What is a Shape Measuring Machine?
A shape-measuring machine is a device used to measure the roundness of an object with a circular cross-section, such as a cylinder or a sphere.
Roundness is defined in JIS B 0621 as “the amount of deviation of a circular object from a geometrically correct circle”. This means that when the cross-sectional shape of a measured object is sandwiched between two geometrically correct concentric circles, the roundness is expressed as the minimum difference in radius between the two circles.
There are two types of shape-measuring machines: the stage rotation type, where the detector is fixed and the object to be measured is rotated by a rotation stage, and the probe rotation type, where the detector rotates while the object to be measured is fixed.
Usage of Shape Measuring Machines
Shape-measuring machines are used to measure the roundness of various objects, such as parts, in a single cross-section. For example, in hydraulic circuits, valves, and seals, strict dimensional tolerances are required to ensure oil sealing and air tightness.
In bearing parts, roundness is an important characteristic for smooth and frictionless bearing function. It is also used for quality assurance of mechanical parts that require high precision. The purpose of measuring roundness is not only to measure the dimensional shape of shafts but also to measure surface properties.
Principle of Shape Measuring Machine
As mentioned earlier, there are two types of shape-measuring machines, and the difference is due to the difference in their operation. Both have their merits and demerits, but here we will discuss the principle of the rotary table type, which allows for higher precision measurements.
A rotary table-type shape measuring machine consists of a rotary table capable of detecting the rotation angle using a rotary encoder and a detector that detects displacement of the workpiece surface synchronized with the rotation of the table. While the object to be measured is placed on the rotary table and rotated, the displacement of the surface of the object to be measured is detected by a probe. The roundness is determined from the profile obtained by recording the angle of rotation and the displacement of the workpiece surface over 360°.
Care must be taken in roundness measurement because any misalignment between the center axis of the measurement target and the rotation during rotation will cause runouts and lead to errors. Also, if the angle between the axis of rotation and the displacement direction of the probe is not perpendicular, it will lead to errors.

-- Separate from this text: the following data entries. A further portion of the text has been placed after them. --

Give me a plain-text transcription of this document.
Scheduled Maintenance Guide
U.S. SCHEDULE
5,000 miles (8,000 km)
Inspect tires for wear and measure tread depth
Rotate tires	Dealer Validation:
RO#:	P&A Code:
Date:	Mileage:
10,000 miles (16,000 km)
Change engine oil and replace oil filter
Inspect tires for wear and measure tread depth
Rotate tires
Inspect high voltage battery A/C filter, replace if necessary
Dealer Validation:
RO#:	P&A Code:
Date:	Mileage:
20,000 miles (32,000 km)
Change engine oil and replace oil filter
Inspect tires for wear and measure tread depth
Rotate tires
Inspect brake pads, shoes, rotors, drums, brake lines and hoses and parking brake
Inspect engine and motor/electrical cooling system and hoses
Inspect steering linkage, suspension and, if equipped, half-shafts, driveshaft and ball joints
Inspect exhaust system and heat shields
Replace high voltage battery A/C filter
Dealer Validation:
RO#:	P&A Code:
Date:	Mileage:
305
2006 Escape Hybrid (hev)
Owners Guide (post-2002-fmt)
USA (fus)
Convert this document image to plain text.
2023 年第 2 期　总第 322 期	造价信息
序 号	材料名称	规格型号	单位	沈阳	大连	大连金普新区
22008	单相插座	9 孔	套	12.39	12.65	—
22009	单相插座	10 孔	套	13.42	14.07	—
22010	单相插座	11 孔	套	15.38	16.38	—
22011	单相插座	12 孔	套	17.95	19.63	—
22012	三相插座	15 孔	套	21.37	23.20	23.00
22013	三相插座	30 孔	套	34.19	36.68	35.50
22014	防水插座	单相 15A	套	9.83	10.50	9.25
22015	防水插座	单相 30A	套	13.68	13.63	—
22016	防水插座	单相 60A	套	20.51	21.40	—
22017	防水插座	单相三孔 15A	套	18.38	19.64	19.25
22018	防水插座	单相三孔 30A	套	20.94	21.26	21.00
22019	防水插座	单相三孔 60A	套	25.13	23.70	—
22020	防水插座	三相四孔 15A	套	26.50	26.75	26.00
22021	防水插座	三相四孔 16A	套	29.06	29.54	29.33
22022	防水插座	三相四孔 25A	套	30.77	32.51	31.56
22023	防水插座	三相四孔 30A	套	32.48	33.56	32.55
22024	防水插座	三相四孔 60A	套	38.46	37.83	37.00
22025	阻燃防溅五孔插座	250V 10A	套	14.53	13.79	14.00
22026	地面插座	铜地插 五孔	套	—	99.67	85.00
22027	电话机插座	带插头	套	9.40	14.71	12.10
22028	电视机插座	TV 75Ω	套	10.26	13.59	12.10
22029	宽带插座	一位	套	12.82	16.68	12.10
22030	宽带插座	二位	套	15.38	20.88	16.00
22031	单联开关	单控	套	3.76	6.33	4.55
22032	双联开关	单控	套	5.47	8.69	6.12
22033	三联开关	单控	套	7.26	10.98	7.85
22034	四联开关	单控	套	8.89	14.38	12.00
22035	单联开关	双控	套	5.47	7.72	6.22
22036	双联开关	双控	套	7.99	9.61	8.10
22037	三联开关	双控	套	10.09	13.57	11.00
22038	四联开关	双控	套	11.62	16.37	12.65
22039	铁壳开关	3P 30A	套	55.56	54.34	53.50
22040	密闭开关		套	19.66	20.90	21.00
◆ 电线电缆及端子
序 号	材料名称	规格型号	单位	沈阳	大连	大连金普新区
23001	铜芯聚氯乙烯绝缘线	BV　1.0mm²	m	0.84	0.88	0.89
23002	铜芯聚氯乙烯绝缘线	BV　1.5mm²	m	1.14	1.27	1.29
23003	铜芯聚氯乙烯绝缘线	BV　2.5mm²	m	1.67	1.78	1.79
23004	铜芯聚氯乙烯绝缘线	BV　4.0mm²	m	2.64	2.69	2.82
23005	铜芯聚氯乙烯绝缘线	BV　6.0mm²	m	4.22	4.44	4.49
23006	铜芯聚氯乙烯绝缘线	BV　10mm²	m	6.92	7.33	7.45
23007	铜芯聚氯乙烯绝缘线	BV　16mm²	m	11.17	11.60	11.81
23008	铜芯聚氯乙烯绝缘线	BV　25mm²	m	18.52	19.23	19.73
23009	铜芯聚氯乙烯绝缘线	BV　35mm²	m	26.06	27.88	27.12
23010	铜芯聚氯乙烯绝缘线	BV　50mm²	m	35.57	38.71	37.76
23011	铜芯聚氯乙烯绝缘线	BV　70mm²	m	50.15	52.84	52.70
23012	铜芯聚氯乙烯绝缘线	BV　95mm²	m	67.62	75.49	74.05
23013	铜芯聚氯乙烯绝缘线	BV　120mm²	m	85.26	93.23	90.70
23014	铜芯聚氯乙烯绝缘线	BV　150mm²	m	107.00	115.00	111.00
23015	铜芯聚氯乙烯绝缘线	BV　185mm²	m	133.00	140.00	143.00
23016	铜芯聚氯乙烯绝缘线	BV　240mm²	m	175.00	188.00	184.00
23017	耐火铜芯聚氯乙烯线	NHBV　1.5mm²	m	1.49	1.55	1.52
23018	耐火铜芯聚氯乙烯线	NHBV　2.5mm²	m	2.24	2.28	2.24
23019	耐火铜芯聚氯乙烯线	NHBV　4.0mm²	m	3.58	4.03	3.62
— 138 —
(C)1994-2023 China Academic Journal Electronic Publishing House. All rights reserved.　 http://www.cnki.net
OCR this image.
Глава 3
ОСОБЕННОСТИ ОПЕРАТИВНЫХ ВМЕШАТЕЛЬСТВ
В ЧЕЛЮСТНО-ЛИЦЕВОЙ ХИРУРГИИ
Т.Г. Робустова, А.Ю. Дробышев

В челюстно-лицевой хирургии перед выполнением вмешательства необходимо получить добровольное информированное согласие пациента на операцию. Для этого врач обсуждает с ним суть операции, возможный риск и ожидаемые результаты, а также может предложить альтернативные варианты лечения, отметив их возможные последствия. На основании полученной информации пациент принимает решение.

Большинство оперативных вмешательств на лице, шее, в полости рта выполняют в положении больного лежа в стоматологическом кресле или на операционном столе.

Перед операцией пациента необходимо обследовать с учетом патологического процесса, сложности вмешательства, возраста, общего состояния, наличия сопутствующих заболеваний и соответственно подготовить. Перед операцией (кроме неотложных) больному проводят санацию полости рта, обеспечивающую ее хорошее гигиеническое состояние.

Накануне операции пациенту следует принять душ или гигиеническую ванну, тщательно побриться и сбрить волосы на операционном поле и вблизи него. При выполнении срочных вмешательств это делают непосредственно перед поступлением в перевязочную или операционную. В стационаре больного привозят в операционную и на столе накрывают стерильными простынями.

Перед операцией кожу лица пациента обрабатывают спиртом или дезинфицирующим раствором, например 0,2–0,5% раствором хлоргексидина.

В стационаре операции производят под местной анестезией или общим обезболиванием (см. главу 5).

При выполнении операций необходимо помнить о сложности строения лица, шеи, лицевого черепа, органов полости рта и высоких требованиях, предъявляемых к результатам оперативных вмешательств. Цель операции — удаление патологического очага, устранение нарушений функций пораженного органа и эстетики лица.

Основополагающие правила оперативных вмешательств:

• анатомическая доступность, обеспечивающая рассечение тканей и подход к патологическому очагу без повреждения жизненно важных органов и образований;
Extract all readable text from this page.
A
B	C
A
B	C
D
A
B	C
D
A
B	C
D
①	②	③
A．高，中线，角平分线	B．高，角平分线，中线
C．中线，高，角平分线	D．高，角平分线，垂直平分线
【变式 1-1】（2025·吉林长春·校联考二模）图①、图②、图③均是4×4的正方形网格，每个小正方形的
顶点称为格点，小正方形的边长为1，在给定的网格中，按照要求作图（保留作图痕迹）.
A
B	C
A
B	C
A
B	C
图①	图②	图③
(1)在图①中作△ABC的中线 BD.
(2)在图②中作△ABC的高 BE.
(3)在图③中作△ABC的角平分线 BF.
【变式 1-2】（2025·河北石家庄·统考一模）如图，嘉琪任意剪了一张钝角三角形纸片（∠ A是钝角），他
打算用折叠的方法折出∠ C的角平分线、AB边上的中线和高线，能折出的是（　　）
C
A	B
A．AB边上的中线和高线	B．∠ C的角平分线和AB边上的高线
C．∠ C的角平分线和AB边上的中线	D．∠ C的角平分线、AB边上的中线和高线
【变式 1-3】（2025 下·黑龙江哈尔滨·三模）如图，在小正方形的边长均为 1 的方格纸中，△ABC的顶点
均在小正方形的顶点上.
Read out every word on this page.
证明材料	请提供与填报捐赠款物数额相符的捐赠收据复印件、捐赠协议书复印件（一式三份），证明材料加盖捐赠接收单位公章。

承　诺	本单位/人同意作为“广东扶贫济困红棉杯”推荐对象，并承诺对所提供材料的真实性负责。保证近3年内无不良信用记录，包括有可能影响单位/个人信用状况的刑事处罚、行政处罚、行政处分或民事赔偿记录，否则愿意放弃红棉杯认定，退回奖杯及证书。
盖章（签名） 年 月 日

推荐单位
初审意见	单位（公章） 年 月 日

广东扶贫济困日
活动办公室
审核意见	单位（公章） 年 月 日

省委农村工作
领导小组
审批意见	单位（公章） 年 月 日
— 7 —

Other information on Shape Measuring Machines
1. Reference Circle and Types of Roundness
When evaluating roundness, it is necessary to define a reference circle as a standard. There are four types of reference circles, and the roundness is defined according to the reference circle.
Least Squares Circle (LSC)
The least-squares circle is a reference circle in which the area outside and inside are equal when the reference circle is applied to the object to be measured. The difference between the distance of the nearest part and the farthest part from this least-squares reference circle is evaluated as the least-squares circularity.
Minimum Zone Circle (MZC)
The minimum area reference circle is the concentric circle with the smallest difference between the diameters of the two circles placed between the object to be measured from the outside and the inside.
Minimum Circumscribed Circle(MCC)
The minimum circumscribed circle is the circle that can enclose the entire measurement object and has the smallest diameter. The furthest distance from the minimum circumscribed circle to the contour of the object is evaluated as the minimum circumscribed circularity.
Maximum Inscribed Circle (MIC)
The maximum inscribed circle is the largest circle inscribed within the object. The furthest distance from the maximum inscribed circle to the contour of the object is evaluated as the maximum inscribed circularity.
2. Difference between Roundness and Cylindricity
Cylindricity is a geometric tolerance similar to roundness. The difference between the two is the range of evaluation. While roundness is evaluated on an arbitrary cross-section, cylindricity is evaluated with a certain range in the axial direction.
Since the evaluation range is wider than that of roundness, it is more difficult to ensure accuracy. It is important to determine whether to indicate roundness or cylindricity based on the function of the part. Roundness can be evaluated for shapes with different diameters in different cross sections, such as tapered shapes, while cylindricity can only be indicated for cylinders with the same diameter in the axial direction.